Yes, various companies are contemplating relocating from China, and India must eye this opportunity. This might be a great opening to pull back the economy. The advantages of affordable and skilled labor, low cost of land, and demographic dividend might enhance India’s prospects as a manufacturing and investment destination. According to industry reports, the government has initiated talks and is exploring the opportunity to attract foreign investment along with the manufacturing units based in China. However, a lot would be required to get these companies in India, especially in ensuring greater agility and hassle-free operations.
Since the World Trade Center is a globally-acknowledged brand, and thus located in the prime cities of India, can WTC Noida, WTC Chandigarh or WTC GIFT City be the preferred choice of these companies if they relocate to India?
The global network of the World Trade Center makes it a preferred destination for the companies to have an internationally-recognized address. All three projects i.e. WTC Noida, WTC Chandigarh, and WTC GIFT City are located in the prime cities, thus generating a lot of interest from the business community. At present, the global economy is in the doldrums, creating a huge impact on the businesses across. The global health crisis has changed the business dynamics and the World Trade Center is globally prepared for new ‘normal’. Considering the evolving situations worldwide, projects which are ready for possession would be preferred by investors for safer investments. The WTC projects are in the advanced stages of giving the possession which bodes well for them, hence making it a safer zone for potential investors.

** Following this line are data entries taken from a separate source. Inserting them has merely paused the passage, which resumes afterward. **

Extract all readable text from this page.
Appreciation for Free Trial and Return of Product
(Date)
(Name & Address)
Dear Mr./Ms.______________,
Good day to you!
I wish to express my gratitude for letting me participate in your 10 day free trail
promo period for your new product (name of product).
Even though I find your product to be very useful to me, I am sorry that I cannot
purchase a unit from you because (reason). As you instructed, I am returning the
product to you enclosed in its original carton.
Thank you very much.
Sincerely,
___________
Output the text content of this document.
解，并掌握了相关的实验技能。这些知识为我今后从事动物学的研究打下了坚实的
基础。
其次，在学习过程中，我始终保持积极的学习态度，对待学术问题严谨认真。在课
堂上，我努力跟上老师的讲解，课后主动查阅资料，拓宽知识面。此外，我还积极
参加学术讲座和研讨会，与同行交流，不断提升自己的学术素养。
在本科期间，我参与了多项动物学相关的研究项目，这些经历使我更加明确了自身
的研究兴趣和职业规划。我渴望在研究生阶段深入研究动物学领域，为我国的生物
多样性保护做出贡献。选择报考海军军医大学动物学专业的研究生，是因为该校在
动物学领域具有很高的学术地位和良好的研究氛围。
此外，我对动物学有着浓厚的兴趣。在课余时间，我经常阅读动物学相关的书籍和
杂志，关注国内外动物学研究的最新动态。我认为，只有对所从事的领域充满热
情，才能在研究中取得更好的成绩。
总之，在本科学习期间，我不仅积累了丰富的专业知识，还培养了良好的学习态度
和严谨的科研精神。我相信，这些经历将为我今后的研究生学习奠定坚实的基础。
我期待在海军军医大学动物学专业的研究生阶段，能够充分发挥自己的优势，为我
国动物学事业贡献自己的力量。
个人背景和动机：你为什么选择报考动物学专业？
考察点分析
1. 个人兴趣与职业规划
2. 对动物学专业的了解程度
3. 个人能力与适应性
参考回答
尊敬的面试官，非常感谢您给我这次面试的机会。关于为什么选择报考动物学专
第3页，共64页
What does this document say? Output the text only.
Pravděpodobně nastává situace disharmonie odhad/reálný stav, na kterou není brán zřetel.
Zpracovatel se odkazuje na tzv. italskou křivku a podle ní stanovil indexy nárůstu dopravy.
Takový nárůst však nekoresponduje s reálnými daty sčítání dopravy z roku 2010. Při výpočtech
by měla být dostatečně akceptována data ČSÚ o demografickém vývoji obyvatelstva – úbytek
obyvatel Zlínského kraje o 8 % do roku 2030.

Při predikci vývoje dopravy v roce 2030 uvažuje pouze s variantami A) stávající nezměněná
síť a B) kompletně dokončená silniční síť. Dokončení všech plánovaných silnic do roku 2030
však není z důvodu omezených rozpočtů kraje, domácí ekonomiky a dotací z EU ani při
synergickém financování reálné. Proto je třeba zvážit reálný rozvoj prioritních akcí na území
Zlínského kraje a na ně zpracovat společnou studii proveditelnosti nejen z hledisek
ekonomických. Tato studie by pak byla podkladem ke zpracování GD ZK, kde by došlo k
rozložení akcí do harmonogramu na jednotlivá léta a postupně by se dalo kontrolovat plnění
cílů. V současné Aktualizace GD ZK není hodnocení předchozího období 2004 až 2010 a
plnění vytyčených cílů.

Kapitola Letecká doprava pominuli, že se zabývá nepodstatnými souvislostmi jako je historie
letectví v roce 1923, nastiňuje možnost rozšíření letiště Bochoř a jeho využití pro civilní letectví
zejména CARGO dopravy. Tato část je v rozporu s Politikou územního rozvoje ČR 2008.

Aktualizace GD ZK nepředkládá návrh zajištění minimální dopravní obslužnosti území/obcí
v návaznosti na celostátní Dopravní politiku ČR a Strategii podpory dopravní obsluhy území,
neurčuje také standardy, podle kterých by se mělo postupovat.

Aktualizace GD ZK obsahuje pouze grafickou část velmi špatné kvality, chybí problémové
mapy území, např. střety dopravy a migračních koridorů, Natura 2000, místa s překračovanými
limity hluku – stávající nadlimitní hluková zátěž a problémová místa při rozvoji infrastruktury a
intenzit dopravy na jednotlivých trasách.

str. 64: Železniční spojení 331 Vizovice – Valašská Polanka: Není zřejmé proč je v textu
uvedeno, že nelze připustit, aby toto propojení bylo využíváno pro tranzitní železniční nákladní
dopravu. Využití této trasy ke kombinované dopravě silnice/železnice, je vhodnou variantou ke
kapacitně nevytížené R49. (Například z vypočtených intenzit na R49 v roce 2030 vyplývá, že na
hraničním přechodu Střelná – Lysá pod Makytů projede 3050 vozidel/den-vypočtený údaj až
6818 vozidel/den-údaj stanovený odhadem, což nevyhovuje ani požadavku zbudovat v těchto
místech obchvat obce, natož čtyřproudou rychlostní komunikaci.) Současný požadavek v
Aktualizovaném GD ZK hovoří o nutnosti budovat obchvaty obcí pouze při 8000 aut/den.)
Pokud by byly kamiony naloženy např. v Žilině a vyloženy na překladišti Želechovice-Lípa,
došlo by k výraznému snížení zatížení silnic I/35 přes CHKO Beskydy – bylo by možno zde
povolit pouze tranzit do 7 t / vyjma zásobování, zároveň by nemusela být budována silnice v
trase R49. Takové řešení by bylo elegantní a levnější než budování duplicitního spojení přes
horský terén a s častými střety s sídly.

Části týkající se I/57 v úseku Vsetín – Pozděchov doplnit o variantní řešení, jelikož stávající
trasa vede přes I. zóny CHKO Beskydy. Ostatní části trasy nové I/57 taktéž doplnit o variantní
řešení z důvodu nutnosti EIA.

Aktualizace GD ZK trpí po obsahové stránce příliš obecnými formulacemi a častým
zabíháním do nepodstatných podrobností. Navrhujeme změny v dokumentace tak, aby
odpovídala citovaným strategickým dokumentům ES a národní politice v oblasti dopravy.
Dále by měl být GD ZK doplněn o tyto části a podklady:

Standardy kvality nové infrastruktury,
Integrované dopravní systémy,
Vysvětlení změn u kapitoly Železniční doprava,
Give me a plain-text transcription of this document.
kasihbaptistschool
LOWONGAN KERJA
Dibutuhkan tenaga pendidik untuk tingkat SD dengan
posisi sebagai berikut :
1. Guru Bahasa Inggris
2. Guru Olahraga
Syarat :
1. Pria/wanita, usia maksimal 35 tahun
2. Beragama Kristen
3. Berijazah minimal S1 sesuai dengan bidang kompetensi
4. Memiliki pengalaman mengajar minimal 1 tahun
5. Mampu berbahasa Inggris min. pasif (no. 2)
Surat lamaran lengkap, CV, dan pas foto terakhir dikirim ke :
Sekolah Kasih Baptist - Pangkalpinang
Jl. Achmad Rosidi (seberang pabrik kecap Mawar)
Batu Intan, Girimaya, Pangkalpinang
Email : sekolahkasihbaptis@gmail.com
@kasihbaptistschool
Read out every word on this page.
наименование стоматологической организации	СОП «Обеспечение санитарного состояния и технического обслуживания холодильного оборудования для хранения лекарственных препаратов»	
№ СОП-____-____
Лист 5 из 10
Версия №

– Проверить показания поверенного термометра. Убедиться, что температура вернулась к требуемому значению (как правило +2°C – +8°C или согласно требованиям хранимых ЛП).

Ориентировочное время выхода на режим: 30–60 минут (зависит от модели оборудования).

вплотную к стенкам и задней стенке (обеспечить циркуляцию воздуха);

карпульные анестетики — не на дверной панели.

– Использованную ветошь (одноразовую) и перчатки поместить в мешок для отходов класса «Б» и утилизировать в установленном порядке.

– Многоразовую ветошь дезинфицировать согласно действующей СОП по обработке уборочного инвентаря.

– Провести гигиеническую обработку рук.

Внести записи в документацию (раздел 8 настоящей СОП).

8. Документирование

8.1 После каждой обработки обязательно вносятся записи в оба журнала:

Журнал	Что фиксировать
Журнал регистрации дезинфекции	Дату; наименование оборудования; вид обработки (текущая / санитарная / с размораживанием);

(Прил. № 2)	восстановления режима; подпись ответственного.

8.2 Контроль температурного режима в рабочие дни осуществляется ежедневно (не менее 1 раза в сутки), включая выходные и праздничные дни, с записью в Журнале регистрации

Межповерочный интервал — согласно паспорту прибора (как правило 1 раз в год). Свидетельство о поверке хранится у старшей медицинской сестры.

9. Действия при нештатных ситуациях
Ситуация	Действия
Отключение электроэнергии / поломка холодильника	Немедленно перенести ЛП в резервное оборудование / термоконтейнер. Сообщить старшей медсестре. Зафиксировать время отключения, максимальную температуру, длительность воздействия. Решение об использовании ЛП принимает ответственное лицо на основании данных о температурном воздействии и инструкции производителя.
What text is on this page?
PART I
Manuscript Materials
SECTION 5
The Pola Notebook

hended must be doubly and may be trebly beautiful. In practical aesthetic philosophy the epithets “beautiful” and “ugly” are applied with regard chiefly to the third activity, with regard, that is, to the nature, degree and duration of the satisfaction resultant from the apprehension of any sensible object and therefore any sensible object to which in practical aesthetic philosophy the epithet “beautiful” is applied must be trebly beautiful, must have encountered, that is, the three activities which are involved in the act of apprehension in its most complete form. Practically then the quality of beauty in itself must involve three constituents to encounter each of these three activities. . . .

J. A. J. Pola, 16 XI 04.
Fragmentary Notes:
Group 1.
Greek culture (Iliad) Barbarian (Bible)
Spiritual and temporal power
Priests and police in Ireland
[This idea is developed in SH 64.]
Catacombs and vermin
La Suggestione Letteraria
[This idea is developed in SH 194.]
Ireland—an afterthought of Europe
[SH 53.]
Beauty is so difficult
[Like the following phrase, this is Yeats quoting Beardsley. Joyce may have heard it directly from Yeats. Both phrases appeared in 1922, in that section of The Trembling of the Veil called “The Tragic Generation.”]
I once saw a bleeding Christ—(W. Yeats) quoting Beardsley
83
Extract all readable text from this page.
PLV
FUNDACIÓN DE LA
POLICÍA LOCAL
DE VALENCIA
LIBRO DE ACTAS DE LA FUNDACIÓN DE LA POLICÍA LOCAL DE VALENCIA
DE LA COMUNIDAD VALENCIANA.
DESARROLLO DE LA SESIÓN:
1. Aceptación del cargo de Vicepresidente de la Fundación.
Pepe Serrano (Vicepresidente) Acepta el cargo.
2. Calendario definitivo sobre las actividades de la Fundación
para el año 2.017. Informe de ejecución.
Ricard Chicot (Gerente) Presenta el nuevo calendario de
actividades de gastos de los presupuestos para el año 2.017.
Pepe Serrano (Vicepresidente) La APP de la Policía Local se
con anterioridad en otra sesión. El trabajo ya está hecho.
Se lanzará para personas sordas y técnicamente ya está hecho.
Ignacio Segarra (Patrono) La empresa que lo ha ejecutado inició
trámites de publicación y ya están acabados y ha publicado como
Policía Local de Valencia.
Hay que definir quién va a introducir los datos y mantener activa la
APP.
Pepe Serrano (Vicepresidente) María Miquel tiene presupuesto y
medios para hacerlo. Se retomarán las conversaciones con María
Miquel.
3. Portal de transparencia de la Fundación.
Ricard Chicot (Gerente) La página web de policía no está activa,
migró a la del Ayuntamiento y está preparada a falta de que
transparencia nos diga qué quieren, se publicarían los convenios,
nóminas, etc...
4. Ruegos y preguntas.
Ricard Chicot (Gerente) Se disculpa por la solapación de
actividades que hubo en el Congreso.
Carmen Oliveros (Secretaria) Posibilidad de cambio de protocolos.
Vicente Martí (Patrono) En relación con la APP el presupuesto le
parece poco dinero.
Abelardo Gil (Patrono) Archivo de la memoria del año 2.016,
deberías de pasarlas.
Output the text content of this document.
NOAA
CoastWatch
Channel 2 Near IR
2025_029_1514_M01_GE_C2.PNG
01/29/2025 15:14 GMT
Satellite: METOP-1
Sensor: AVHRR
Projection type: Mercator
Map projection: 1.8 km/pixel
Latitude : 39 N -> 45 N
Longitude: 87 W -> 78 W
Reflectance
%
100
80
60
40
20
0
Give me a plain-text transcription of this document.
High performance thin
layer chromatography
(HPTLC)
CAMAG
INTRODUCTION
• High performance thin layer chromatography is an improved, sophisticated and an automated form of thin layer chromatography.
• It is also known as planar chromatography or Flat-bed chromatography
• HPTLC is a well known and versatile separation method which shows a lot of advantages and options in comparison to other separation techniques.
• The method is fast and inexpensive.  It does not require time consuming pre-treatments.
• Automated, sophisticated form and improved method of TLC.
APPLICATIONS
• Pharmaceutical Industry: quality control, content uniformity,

Owing to these factors coupled with the exceptional facilities and services, the WTC projects are lucrative investment destinations. With the connection across 330 centers in 100 countries, the World Trade Center provides a wide range of opportunities to its customers. As a member of a World Trade Center, companies get the opportunity to leverage the global ecosystem to generate business and trade leads. Therefore, we are optimistic to get the attention of the companies moving in the region.
What are the key things which can get the investor’s confidence back in the market? Will they look for more secure investment options?
The disrupted business cycles have shaken the market sentiments all-time low, pushing the buying decision distant in the future. A collective approach needs to be formed by the government, industry bodies, and private players to sail through this phase. Getting investor’s confidence back in the sector is the need of the hour, which can be done with the joint efforts of all stakeholders. While industry players expect liberal policies, relaxations, and stimulus packages from the government, they themselves need to restrategize the business models and stand together with their existing investors in these difficult times. Looking at the long-term goal of revitalizing the real estate sector, industry bodies need to put the challenges ahead and chalk out an aggressive blueprint for the recommendations.
In the coming quarters, investors are likely to be cautious with their decisions and might assess secured options to invest in the sector. Backed with the strong growth record in the last couple of years, commercial real estate might attract investment through REITs. Being one of the most secure and great options for a fixed return on investment, REIT might lead to strengthening the market sentiments in the post-COVID era.
REITs are one of the best-performing asset classes available and overseas they have been successfully delivering competitive returns, based on high, steady dividend income and long-term capital appreciation. Owing to better rentals as compared to other real estate properties, REIT buildings are a considerable investment option. However, the objective to get the sector back on the growth trajectory cannot be achieved alone. Apart from the company’s aggressive strategies, the sector requires favorable reforms from the government.